Когда я вошел в кабинет, она, должно быть, с первого взгляда поняла, что жалела меня совершенно напрасно. На мне был новый, с иголочки, дорогой костюм великолепного покроя. И вдобавок я явился с сообщением о том, что вопреки ее предсказаниям сумел заключить сделку. Чтобы не лишиться ее расположения, я преподнес все так, будто своим успехом обязан прежде всего ей:
- Мне неслыханно повезло, но я вряд ли сумел бы воспользоваться этим, если бы меня не поддерживала мысль о том, как сердечно и великодушно вы ко мне отнеслись.

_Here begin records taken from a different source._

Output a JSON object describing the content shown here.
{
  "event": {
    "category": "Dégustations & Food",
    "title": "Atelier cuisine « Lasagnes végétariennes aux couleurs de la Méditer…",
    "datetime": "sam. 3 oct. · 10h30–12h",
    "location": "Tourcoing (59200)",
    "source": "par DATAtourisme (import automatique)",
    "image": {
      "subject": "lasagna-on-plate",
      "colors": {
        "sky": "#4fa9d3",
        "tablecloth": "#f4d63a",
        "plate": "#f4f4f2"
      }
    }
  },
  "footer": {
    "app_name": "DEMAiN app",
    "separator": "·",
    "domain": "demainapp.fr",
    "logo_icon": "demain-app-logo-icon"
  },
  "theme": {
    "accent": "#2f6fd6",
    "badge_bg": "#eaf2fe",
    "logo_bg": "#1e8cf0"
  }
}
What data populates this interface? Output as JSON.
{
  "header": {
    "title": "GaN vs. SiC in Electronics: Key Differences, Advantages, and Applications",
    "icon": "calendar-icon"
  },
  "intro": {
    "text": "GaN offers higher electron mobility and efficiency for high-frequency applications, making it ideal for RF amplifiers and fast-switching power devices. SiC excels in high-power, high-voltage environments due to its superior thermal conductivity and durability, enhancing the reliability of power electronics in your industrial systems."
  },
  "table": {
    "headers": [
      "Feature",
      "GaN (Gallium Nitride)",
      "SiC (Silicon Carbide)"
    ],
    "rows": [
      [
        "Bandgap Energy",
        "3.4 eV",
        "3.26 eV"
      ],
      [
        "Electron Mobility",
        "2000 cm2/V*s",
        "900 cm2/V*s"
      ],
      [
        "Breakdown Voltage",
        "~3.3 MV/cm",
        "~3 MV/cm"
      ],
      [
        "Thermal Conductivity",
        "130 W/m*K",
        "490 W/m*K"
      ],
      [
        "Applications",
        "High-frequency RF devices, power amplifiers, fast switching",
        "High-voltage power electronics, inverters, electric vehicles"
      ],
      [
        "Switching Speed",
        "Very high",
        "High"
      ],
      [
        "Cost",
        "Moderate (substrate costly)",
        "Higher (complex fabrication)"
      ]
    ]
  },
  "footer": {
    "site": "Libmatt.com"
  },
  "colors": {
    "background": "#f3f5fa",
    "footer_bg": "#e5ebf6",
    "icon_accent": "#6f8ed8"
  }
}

- Не совсем так, - заметила Люсьена. - Если бы я сердечно отнеслась к вам с самого начала нашего разговора, то вы могли бы приступить к работе с массой сведений, которые облегчили бы вам задачу. Кстати, я собиралась их вам сообщить, но у меня нет вашего адреса.
- Это верно, я не оставил его. Но что касается этих сведений, то, поверьте, они помогли бы мне не больше, чем мое стремление оправдать ваше доверие. Если бы вы знали, как я жаждал подняться в ваших глазах, заставить вас забыть о той нелепой и жалкой сцене, которую разыграл перед вами.
Люсьена принялась возражать, тронутая моим смирением и явно польщенная тем, что я так дорожу ее мнением. Здесь бы мне и поставить точку, но я перестарался. Невольно потакая ее потребности сочувствовать и опекать, я пространно говорил о бесхарактерности и неуверенности в себе, которые, дескать, свойственны моей натуре.
Я так беззастенчиво выворачивал душу наизнанку, так назойливо каялся в своих слабостях и так любовался при этом собственной персоной, что, видимо, несколько шокировал Люсьену. Но я понял это уже после того, как распрощался с нею. Вспоминая все, что наговорил - я был не в меру болтлив, - я убеждался в том, что это звучало фальшиво, неискренне, походило на безвкусную исповедь из какого-нибудь нудного романа или, того хуже, на жалобное нытье нищего. На душе было муторно и беспокойно. Все-таки раньше я был лучшего о себе мнения. Виноват Рауль Серюзье - не иначе как он снова проснулся во мне. А что, если все эти пресловутые внутренние изменения, которые я в себе обнаружил, - не более чем самообман, которым я обязан Рене? Что, если я всего лишь доверчивый любовник, который принял за чистую монету то, что внушила ему влюбленная в него, но цепкая и решительная женщина?